Women with tumours smaller than one centimetre were excluded from these studies. Why? Because they have significantly higher long-term survival rates.
This matters because Herceptin – like all drugs – has side effects, something rarely mentioned in the emotional appeal for providing the drug. Those side effects can be significant: cardiomyopathy (a form of heart failure), pulmonary toxicity and an increased risk of infection; the drug is also toxic to an embryo or fetus, an issue for women of childbearing age.
In determining if a drug is appropriate, a dispassionate risk-benefit analysis is crucial.
There is some circumstantial evidence that Herceptin may benefit women with tumours smaller than one centimetre – in the form of retrospective studies of women with breast cancer that suggest the recurrence rate in those with small tumours is higher than previously believed.

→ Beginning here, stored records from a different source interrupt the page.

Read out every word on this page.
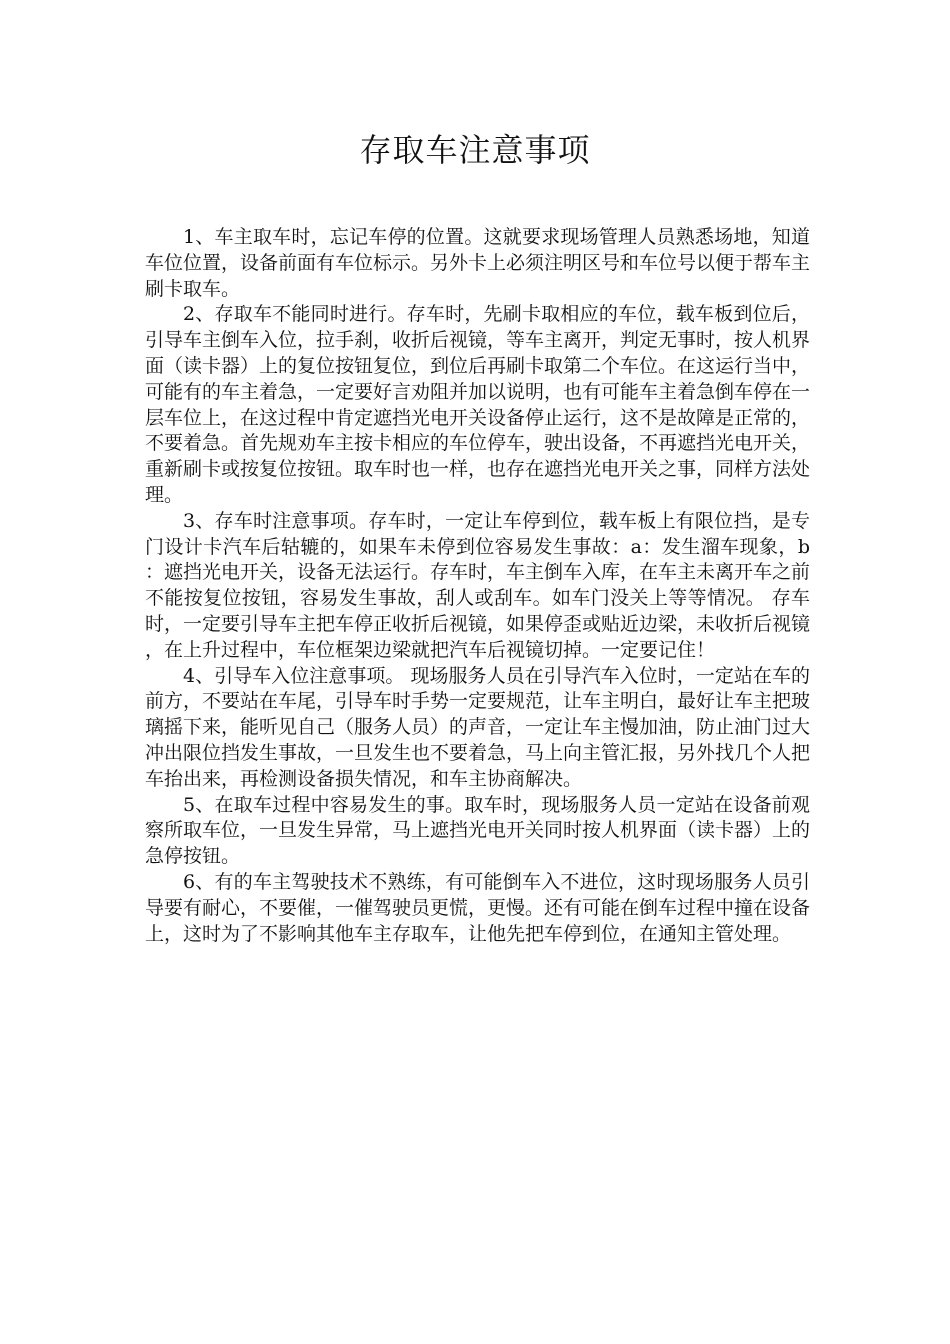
存取车注意事项

1、车主取车时，忘记车停的位置。这就要求现场管理人员熟悉场地，知道车位位置，设备前面有车位标示。另外卡上必须注明区号和车位号以便于帮车主刷卡取车。

2、存取车不能同时进行。存车时，先刷卡取相应的车位，载车板到位后，引导车主倒车入位，拉手刹，收折后视镜，等车主离开，判定无事时，按人机界面（读卡器）上的复位按钮复位，到位后再刷卡取第二个车位。在这运行当中，可能有的车主着急，一定要好言劝阻并加以说明，也有可能车主着急倒车停在一层车位上，在这过程中肯定遮挡光电开关设备停止运行，这不是故障是正常的，不要着急。首先规劝车主按卡相应的车位停车，驶出设备，不再遮挡光电开关，重新刷卡或按复位按钮。取车时也一样，也存在遮挡光电开关之事，同样方法处理。

3、存车时注意事项。存车时，一定让车停到位，载车板上有限位挡，是专门设计卡汽车后轱辘的，如果车未停到位容易发生事故：a：发生溜车现象，b：遮挡光电开关，设备无法运行。存车时，车主倒车入库，在车主未离开车之前不能按复位按钮，容易发生事故，刮人或刮车。如车门没关上等等情况。 存车时，一定要引导车主把车停正收折后视镜，如果停歪或贴近边梁，未收折后视镜，在上升过程中，车位框架边梁就把汽车后视镜切掉。一定要记住！

4、引导车入位注意事项。 现场服务人员在引导汽车入位时，一定站在车的前方，不要站在车尾，引导车时手势一定要规范，让车主明白，最好让车主把玻璃摇下来，能听见自己（服务人员）的声音，一定让车主慢加油，防止油门过大冲出限位挡发生事故，一旦发生也不要着急，马上向主管汇报，另外找几个人把车抬出来，再检测设备损失情况，和车主协商解决。

5、在取车过程中容易发生的事。取车时，现场服务人员一定站在设备前观察所取车位，一旦发生异常，马上遮挡光电开关同时按人机界面（读卡器）上的急停按钮。

6、有的车主驾驶技术不熟练，有可能倒车入不进位，这时现场服务人员引导要有耐心，不要催，一催驾驶员更慌，更慢。还有可能在倒车过程中撞在设备上，这时为了不影响其他车主存取车，让他先把车停到位，在通知主管处理。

Some provinces decided to fund, others did not. Again, both positions are entirely justifiable. (The absurdity of having province-by-province decisions is a topic for another day.)
Regardless, the essential point is that the line needs to be drawn somewhere. At what point should a woman with HER-2 breast cancer get “lifesaving” Herceptin: when the tumour measures 1 cm? 0.5 cm? 0.1 cm? 0.0001 cm? Should we test all women for HER-2 receptors and give them all the drug on the off chance they may develop breast cancer?
In the drug world, these reductio ad absurdum arguments are commonplace. That’s why treatment and funding decisions need to be made on the evidence we have, not the evidence we wish we had.
As much as we all feel for Ms. Anzarut’s plight – and who can imagine a more cruel fate than a 35-year-old mother of two young children with cancer? – in her circumstance, Herceptin remains an expensive treatment with a potentially marginal benefit and some not-insignificant risks. No amount of screaming, blogging and tweeting will transform Herceptin into a miracle drug.
The system we have may, at times, seem like the worst possible one for dealing with these heart-wrenching issues. But it is better than the alternative.